Мне кажется, что за мной кто-то следит. Не Таня ли? Оборачиваюсь. Да нет, все сидят на своих местах. Людей относительно немного. Все или на работе, или на учебе. У меня одного свидание.
Конечная. Выхожу, оглядываюсь, ища глазами её школу. Вбиваю адрес в телефон. Идите прямо, а затем, через пятьсот метров поверните направо. Хорошо.
И вот, я уже у ворот школы. Меня немного трясет, горло сжалось от сухости и волнения. Я, кажется, вспотел. Нервничаю. Выискиваю её взглядом.
Я увидел её. Тяжелый рюкзак, который ей помогает отнести её… одноклассник? Друг? Парень? Но она с ним прощается, и идет домой.
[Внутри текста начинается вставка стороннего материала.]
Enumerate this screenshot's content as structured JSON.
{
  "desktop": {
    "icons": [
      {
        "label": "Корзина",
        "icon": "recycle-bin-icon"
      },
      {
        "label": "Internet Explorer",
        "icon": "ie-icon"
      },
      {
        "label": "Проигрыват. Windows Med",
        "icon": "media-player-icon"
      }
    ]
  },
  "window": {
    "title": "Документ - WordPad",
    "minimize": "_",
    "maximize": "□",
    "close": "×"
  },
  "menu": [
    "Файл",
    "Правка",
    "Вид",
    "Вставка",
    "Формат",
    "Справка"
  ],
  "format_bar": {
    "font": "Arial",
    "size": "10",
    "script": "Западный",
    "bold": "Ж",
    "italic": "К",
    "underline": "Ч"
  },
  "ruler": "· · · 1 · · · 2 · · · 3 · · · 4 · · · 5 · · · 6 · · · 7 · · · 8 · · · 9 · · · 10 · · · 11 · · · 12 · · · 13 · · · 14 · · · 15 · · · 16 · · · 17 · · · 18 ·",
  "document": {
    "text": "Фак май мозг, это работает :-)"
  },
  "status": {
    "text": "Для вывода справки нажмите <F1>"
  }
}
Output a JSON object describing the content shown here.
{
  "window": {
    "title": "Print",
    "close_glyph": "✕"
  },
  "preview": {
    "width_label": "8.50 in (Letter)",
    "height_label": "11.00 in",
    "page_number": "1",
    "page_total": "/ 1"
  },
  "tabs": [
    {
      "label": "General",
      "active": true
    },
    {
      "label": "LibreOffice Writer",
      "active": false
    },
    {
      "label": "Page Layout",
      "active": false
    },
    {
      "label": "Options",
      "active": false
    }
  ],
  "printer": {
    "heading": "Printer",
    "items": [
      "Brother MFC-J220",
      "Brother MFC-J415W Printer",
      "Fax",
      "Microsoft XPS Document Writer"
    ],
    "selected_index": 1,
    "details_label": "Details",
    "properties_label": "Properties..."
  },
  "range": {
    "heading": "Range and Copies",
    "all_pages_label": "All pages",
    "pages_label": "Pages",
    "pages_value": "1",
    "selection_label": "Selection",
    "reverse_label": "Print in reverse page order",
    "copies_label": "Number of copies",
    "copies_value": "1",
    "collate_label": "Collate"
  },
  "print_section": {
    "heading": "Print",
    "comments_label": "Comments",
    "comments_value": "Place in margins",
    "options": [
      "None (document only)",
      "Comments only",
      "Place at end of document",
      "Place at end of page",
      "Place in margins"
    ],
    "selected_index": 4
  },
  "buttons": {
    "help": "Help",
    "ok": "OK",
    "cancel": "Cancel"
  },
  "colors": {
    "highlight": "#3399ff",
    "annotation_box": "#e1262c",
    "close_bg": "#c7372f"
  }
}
Она меня даже не заметила.
Я аккуратно иду за ней, не решаясь, стоит ли мне к ней обратиться. Если обращусь, поймет ли она, кто я? Если не обращусь и буду молча следовать за ней, то в какой-то момент она начнет петлять, проверяя, иду ли я за ней.
Обратиться? Или промолчать. Сейчас или никогда.
Она смотрит себе куда-то под ноги, видимо, боится упасть. Не бойся, если ты упадешь, то прямиком в мои объятья.
Я уже сзади тебя.
Между нами десять метров, пять, теперь три.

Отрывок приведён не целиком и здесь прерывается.